Strona:Poezye Ludwika Kondratowicza tom I-II.djvu/512

    Z Wikiźródeł, wolnej biblioteki
    Ta strona została przepisana.

    Bo każdy przyszedł z wielką tajemnicą
    Swe całoroczne i błędy, i bole
    Wyznać u kratek do ucha plebana,
    A w łzach, gdy ciężka zasklepi się rana,
    Spożyć Chleb życia przy Chrystusa stole.
    Nim organista kościółek otworzy,
    Wedle dzwonnicy kupi się drużyna;
    Jeden się modli, grzechy przypomina,
    A drudzy gwarzą, by czas zeszedł sporzej.
    Jest o czem gwarzyć, jak zwyczajnie wiosną:
    Czas ruszyć z sochą — a tu niema chleba;
    Woły do pracy pokarmić potrzeba,
    A trawy jeszcze nieprędko wyrosną!
    Sianka niewiele w ubogiej odrynie.
    Ostatnia wiązka skarmi się co chwila;
    A ruń z pod śniegu źle się coś wychyla,
    Bóg raczy wiedzieć, czy nas głód ominie?
    A choć u wszystkich w jednakiej chudobie
    Jednaka dola i myśl w jednej stronie,
    Miło z sąsiadem pogawędzić sobie,
    Wedle[1] dzwonnicy siadłszy na bierwionie,
    Pokiwać głową po szczerej gawędzie:
    Tak, tak, sąsiedzie!
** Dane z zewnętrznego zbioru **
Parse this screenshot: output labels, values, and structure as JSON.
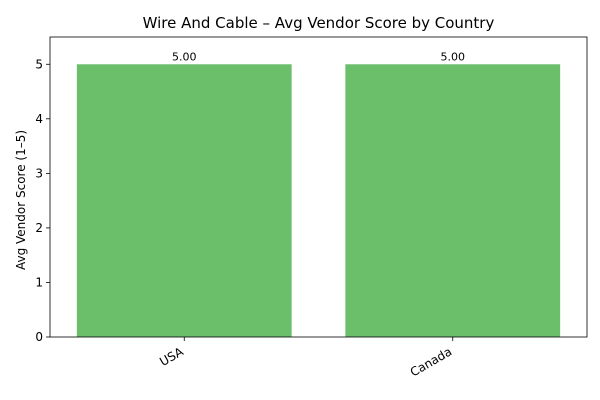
{
  "chart_data": {
    "type": "bar",
    "title": "Wire And Cable – Avg Vendor Score by Country",
    "xlabel": "",
    "ylabel": "Avg Vendor Score (1–5)",
    "categories": [
      "USA",
      "Canada"
    ],
    "values": [
      5.0,
      5.0
    ],
    "data_labels": [
      "5.00",
      "5.00"
    ],
    "ylim": [
      0,
      5.5
    ],
    "yticks": [
      0,
      1,
      2,
      3,
      4,
      5
    ],
    "bar_color": "#6bbf6b",
    "grid": false,
    "legend": "none"
  }
}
Bóg wie co to będzie!

    II.

    Lecz brzękły klucze w ręku organisty, —
    Przeszedł przez cmentarz, mrucząc święte Psalmy.
    A starcy mówią: Dziś dzień uroczysty!
    Choć na czas myśli znikome oddalmy,
    Zdajmy swą dolę na wyroki Boże,
    A jakoś biedę przekołacem może.
    I w rdzawym zamku zaskrzypiał klucz stary.
    Dzwon stęknął, mruczy, chwieje się, kołycha;
    Za organistą do wioskowej fary
    Tłoczy się ciżba gromadnie a z cicha;
    A choć stąpają najciszej jak mogą,
    Odbija łoskot echo pod podłogą.

    1. Przypis własny Wikiźródeł Strona rozdarta, tekst nieczytelny. Uzupełniono na podstawie: Władysław Syrokomla, Wielki Czwartek. Obraz wioskowy. Warszawa : Gebethner i Wolff, 1908. S. 4.